The Eureka Poker Tour Bulgaria is over and it was Israel’s Liran Machluf who emerged as the winner of the four-day long event.
Machluf won €93,000 (around US$123,500) for his stellar performance in the event, besting a field of 407 players en route to taking out the top prize. It is the highest payout for a Eureka Poker Tour Bulgaria winner to date, as the event continues to grow among poker players in Eastern Europe and beyond.
Macedonian pro Tane Tanevski was the chip leader going into the last day of play, and he looked like the player to beat early on. It did not take long for Tanevski to eliminate WSOP Gold Bracelet winner Ivo Donev from the final table with a set of Sevens to reduce the tournament to its final seven players.
Teneveski also had Pocket Sevens when he claimed his second straight final table scalp by knocking Georgios Phiniotis out in seventh spot. The Sevens were able to hold on the board against the Greek’s A♣ K♥ to send him out of the tournament.
Any momentum the Macedonian seemed to be gaining stopped abruptly after losing a huge hand against the eventual winner, doubling him up in the process. That seems to be the start of Machluf’s run to the title as he eliminated Papantoniou Stylianos in sixth place soon after by hitting Trip Queens on the turn with A♦ Q♥.
The Israeli then claimed a second straight final table scalp of his own after knocking Stefan Ivanov out of the event in fifth place. Ivanov had the upper hand before the flop when he moved all in with A♣ 8♦, while Machluf had K♠ 9♠. However, Machluf managed to hit a Nine on the flop, which won him the hand and set the Bulgarian out of the event.
Machluf then made it three in a row after he eliminated Michal Vojtisek from the tournament. Vojtisek’s 10♥ 8♥ were not match for the Pocket Jacks of Machluf, and they held on the board to win him the hand and send Vojtsek packing in fourth spot.
Russia’s Alexander Moiseev than eliminated Tanevski in third place, after his Pocket Kings were not match for the former chip leader’s hand.
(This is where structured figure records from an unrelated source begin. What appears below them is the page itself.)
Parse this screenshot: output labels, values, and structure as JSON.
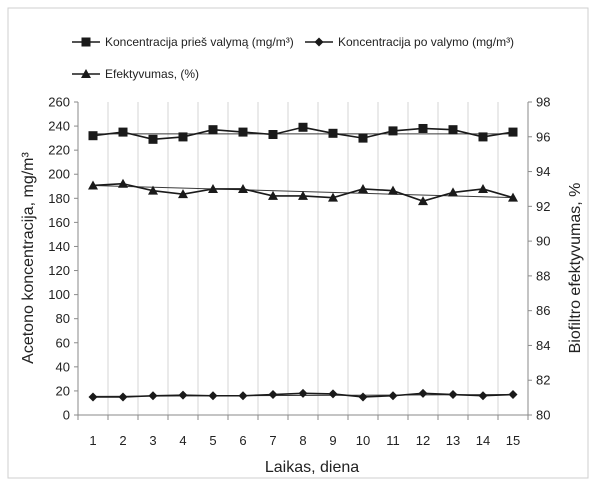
{
  "chart_data": {
    "type": "line",
    "x": [
      1,
      2,
      3,
      4,
      5,
      6,
      7,
      8,
      9,
      10,
      11,
      12,
      13,
      14,
      15
    ],
    "xlabel": "Laikas, diena",
    "ylabel_left": "Acetono koncentracija, mg/m³",
    "ylabel_right": "Biofiltro efektyvumas, %",
    "ylim_left": [
      0,
      260
    ],
    "ylim_right": [
      80,
      98
    ],
    "yticks_left": [
      0,
      20,
      40,
      60,
      80,
      100,
      120,
      140,
      160,
      180,
      200,
      220,
      240,
      260
    ],
    "yticks_right": [
      80,
      82,
      84,
      86,
      88,
      90,
      92,
      94,
      96,
      98
    ],
    "grid": "vertical",
    "legend_position": "top",
    "series": [
      {
        "name": "Koncentracija prieš valymą (mg/m³)",
        "axis": "left",
        "marker": "square",
        "color": "#1a1a1a",
        "values": [
          232,
          235,
          229,
          231,
          237,
          235,
          233,
          239,
          234,
          230,
          236,
          238,
          237,
          231,
          235
        ],
        "trend": [
          233.5,
          233.5
        ]
      },
      {
        "name": "Koncentracija po valymo (mg/m³)",
        "axis": "left",
        "marker": "diamond",
        "color": "#1a1a1a",
        "values": [
          15,
          15,
          16,
          16.5,
          16,
          16,
          17,
          18,
          17.5,
          15,
          16,
          18,
          17,
          16,
          17
        ],
        "trend": [
          15.5,
          17
        ]
      },
      {
        "name": "Efektyvumas, (%)",
        "axis": "right",
        "marker": "triangle",
        "color": "#1a1a1a",
        "values": [
          93.2,
          93.3,
          92.9,
          92.7,
          93.0,
          93.0,
          92.6,
          92.6,
          92.5,
          93.0,
          92.9,
          92.3,
          92.8,
          93.0,
          92.5
        ],
        "trend": [
          93.2,
          92.5
        ]
      }
    ]
  }
}
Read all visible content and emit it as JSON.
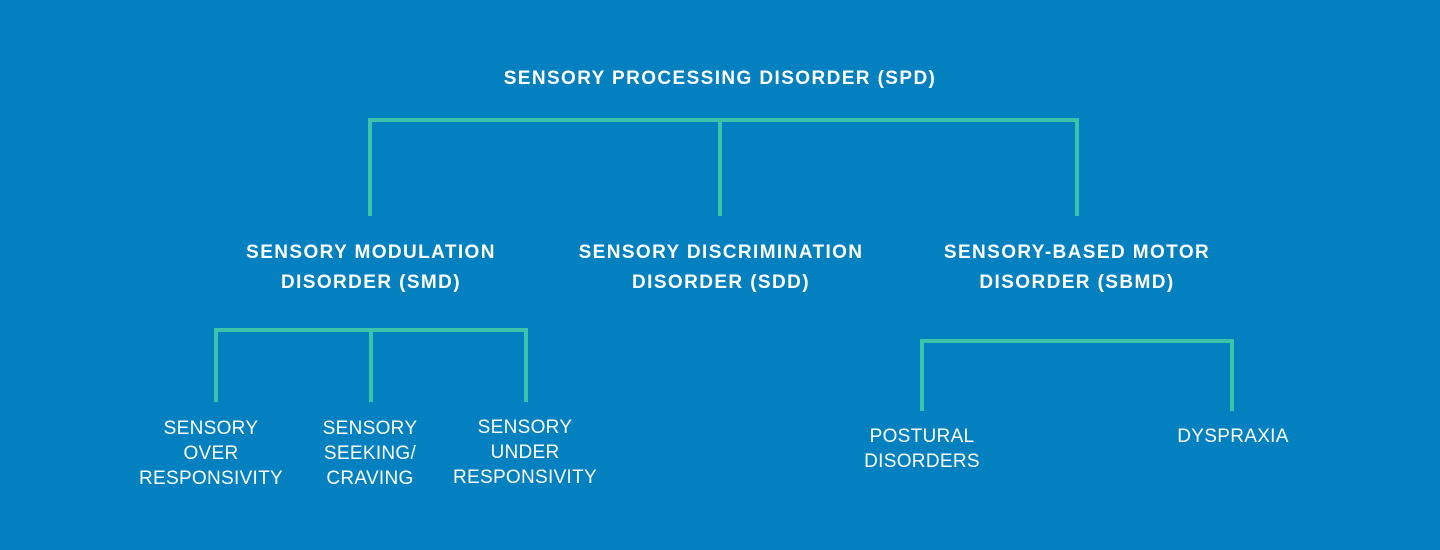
{
  "colors": {
    "background": "#0380c0",
    "connector": "#3dc3aa",
    "text": "#ffffff"
  },
  "root": {
    "label": "SENSORY PROCESSING DISORDER (SPD)"
  },
  "categories": [
    {
      "lines": [
        "SENSORY MODULATION",
        "DISORDER (SMD)"
      ]
    },
    {
      "lines": [
        "SENSORY DISCRIMINATION",
        "DISORDER (SDD)"
      ]
    },
    {
      "lines": [
        "SENSORY-BASED MOTOR",
        "DISORDER (SBMD)"
      ]
    }
  ],
  "modulation_subtypes": [
    {
      "lines": [
        "SENSORY",
        "OVER",
        "RESPONSIVITY"
      ]
    },
    {
      "lines": [
        "SENSORY",
        "SEEKING/",
        "CRAVING"
      ]
    },
    {
      "lines": [
        "SENSORY",
        "UNDER",
        "RESPONSIVITY"
      ]
    }
  ],
  "motor_subtypes": [
    {
      "lines": [
        "POSTURAL",
        "DISORDERS"
      ]
    },
    {
      "lines": [
        "DYSPRAXIA"
      ]
    }
  ]
}
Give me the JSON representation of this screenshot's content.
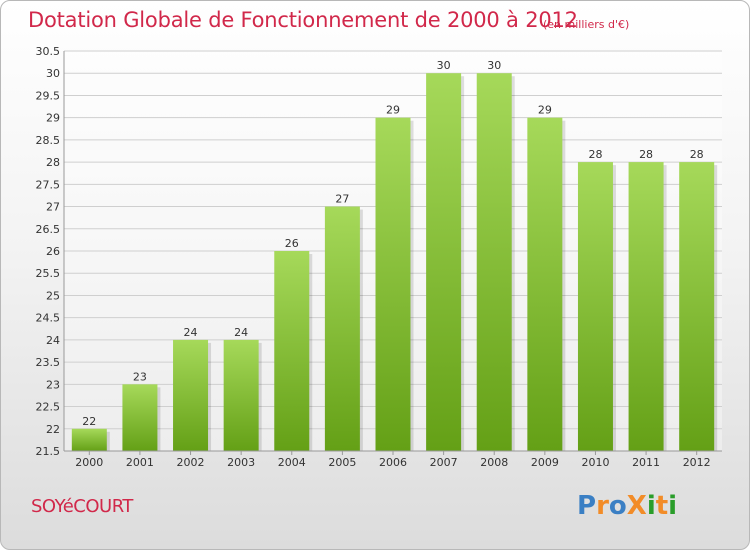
{
  "title": "Dotation Globale de Fonctionnement de 2000 à 2012",
  "subtitle": "(en milliers d'€)",
  "commune": "SOYéCOURT",
  "logo": {
    "text": "ProXiti",
    "letters": [
      {
        "ch": "P",
        "color": "#3a7fc4"
      },
      {
        "ch": "r",
        "color": "#f28c28"
      },
      {
        "ch": "o",
        "color": "#3a7fc4"
      },
      {
        "ch": "X",
        "color": "#f28c28"
      },
      {
        "ch": "i",
        "color": "#2a9d2a"
      },
      {
        "ch": "t",
        "color": "#f28c28"
      },
      {
        "ch": "i",
        "color": "#2a9d2a"
      }
    ]
  },
  "colors": {
    "title": "#d1284a",
    "bar_light": "#a6d95a",
    "bar_dark": "#64a016",
    "grid": "#cfcfcf"
  },
  "chart_data": {
    "type": "bar",
    "categories": [
      "2000",
      "2001",
      "2002",
      "2003",
      "2004",
      "2005",
      "2006",
      "2007",
      "2008",
      "2009",
      "2010",
      "2011",
      "2012"
    ],
    "values": [
      22,
      23,
      24,
      24,
      26,
      27,
      29,
      30,
      30,
      29,
      28,
      28,
      28
    ],
    "ylim": [
      21.5,
      30.5
    ],
    "yticks": [
      "21.5",
      "22",
      "22.5",
      "23",
      "23.5",
      "24",
      "24.5",
      "25",
      "25.5",
      "26",
      "26.5",
      "27",
      "27.5",
      "28",
      "28.5",
      "29",
      "29.5",
      "30",
      "30.5"
    ],
    "grid": true,
    "title": "Dotation Globale de Fonctionnement de 2000 à 2012",
    "xlabel": "",
    "ylabel": ""
  }
}
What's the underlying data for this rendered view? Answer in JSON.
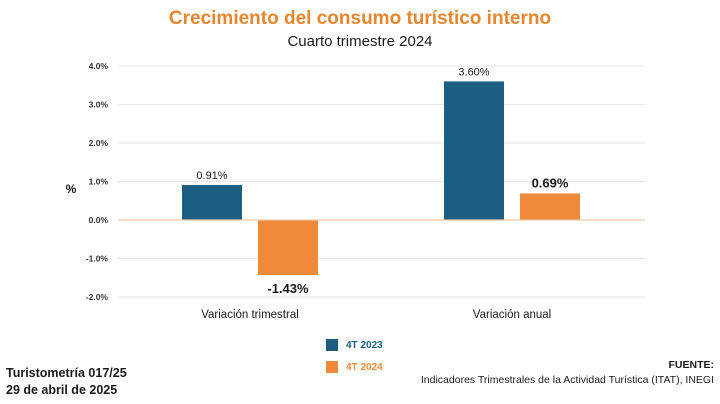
{
  "chart_data": {
    "type": "bar",
    "title": "Crecimiento del consumo turístico interno",
    "subtitle": "Cuarto trimestre 2024",
    "ylabel": "%",
    "xlabel": "",
    "ylim": [
      -2.0,
      4.0
    ],
    "yticks": [
      -2.0,
      -1.0,
      0.0,
      1.0,
      2.0,
      3.0,
      4.0
    ],
    "ytick_labels": [
      "-2.0%",
      "-1.0%",
      "0.0%",
      "1.0%",
      "2.0%",
      "3.0%",
      "4.0%"
    ],
    "categories": [
      "Variación trimestral",
      "Variación anual"
    ],
    "series": [
      {
        "name": "4T 2023",
        "color": "#1b5e82",
        "values": [
          0.91,
          3.6
        ],
        "labels": [
          "0.91%",
          "3.60%"
        ]
      },
      {
        "name": "4T 2024",
        "color": "#ef8a3a",
        "values": [
          -1.43,
          0.69
        ],
        "labels": [
          "-1.43%",
          "0.69%"
        ]
      }
    ],
    "legend_position": "bottom-center"
  },
  "footer": {
    "report_id": "Turistometría 017/25",
    "date": "29 de abril de 2025",
    "source_label": "FUENTE:",
    "source_text": "Indicadores Trimestrales de la Actividad Turística (ITAT), INEGI"
  }
}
While Tanevski didn’t get the top spot many thought he would get going into the final day, he still managed to leave with €38,400 (around US$51,000). That’s still not a bad pay day for the 27-year-old.
The one-time chip leader’s elimination left Moiseev and Machluf in heads-up play, with the Israeli holding the chip lead over the Russian when play first started. In the final hand of the event, Machluf raised before the flop with A♦ 5♦ and Moiseev called with Pocket Kings, putting him ahead.
That changed after the flop however, as the Israeli flopped a Two Pair, which led him to move all in before being called by Moiseev. The Russian needed a King on the turn or river to stay in the tournament, but it didn’t come and he was eliminated from the event in second place while Machluf was proclaimed the winner.